This is the most common breaking change when converting between the two formats. Naively passing a system-role message into Anthropic's messages array will return a validation error.

Content: strings vs content blocks

OpenAI accepts a plain string as the value of content in each message. Anthropic's API accepts either a string or an array of typed content blocks. A simple text message can use a string, but multimodal messages (image + text) require the block form:

// Anthropic content block form (required for images)
{
  "role": "user",
  "content": [
    { "type": "text",  "text": "Describe this image." },
    { "type": "image", "source": { "type": "url", "url": "https://..." } }
  ]
}

Responses from Anthropic also return a content array, not a string. You read the text from content[0].text, not from choices[0].message.content.

Token usage field names

Both APIs include a usage object, but the field names differ:

Metric OpenAI field Anthropic field
Prompt / input tokens usage.prompt_tokens usage.input_tokens
Completion / output tokens usage.completion_tokens usage.output_tokens
Total tokens usage.total_tokens (sum manually)
Cache read tokens usage.prompt_tokens_details.cached_tokens usage.cache_read_input_tokens

If your cost-tracking or observability code reads usage.prompt_tokens, it will silently get undefined when hitting the Anthropic API — a bug that shows up as zero-cost completions in your dashboards.

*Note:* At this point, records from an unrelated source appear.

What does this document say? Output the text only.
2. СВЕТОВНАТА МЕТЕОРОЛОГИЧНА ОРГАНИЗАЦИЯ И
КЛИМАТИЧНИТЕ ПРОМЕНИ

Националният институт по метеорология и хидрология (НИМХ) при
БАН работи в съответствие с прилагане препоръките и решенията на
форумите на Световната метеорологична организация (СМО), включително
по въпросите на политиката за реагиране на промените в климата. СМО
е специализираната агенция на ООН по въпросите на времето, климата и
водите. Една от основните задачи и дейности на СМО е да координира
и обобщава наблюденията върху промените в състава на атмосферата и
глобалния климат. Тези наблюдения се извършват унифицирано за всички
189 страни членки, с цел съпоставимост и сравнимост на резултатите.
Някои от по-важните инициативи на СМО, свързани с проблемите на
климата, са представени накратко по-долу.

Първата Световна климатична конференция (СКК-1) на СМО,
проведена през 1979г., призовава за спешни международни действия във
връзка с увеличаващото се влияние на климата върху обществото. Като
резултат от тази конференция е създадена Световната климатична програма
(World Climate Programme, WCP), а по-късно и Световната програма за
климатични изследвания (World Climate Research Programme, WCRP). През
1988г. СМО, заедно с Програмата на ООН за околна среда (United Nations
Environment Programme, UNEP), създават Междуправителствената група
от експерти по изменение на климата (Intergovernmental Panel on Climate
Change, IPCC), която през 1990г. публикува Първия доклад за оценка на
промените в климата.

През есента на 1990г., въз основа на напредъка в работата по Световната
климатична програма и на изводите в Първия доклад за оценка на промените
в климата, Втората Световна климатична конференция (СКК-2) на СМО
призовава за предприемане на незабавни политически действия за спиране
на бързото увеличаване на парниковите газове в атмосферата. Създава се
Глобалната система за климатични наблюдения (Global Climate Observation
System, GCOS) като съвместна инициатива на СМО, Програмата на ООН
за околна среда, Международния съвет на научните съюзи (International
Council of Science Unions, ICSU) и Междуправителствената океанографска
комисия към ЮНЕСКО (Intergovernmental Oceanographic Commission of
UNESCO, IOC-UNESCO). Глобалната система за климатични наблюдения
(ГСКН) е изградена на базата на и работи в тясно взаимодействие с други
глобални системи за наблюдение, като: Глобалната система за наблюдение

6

Tool use: tool_calls vs tool_use blocks

Function / tool calling is where the formats diverge most sharply at the response level.

OpenAI signals a tool call by setting choices[0].finish_reason to "tool_calls" and populating choices[0].message.tool_calls, an array of objects each with an id, a function.name, and a JSON-string function.arguments.

Anthropic signals a tool call by setting stop_reason to "tool_use" and including a content block of type: "tool_use" inside the content array. The arguments are already parsed JSON in the input field, not a string that needs JSON.parse().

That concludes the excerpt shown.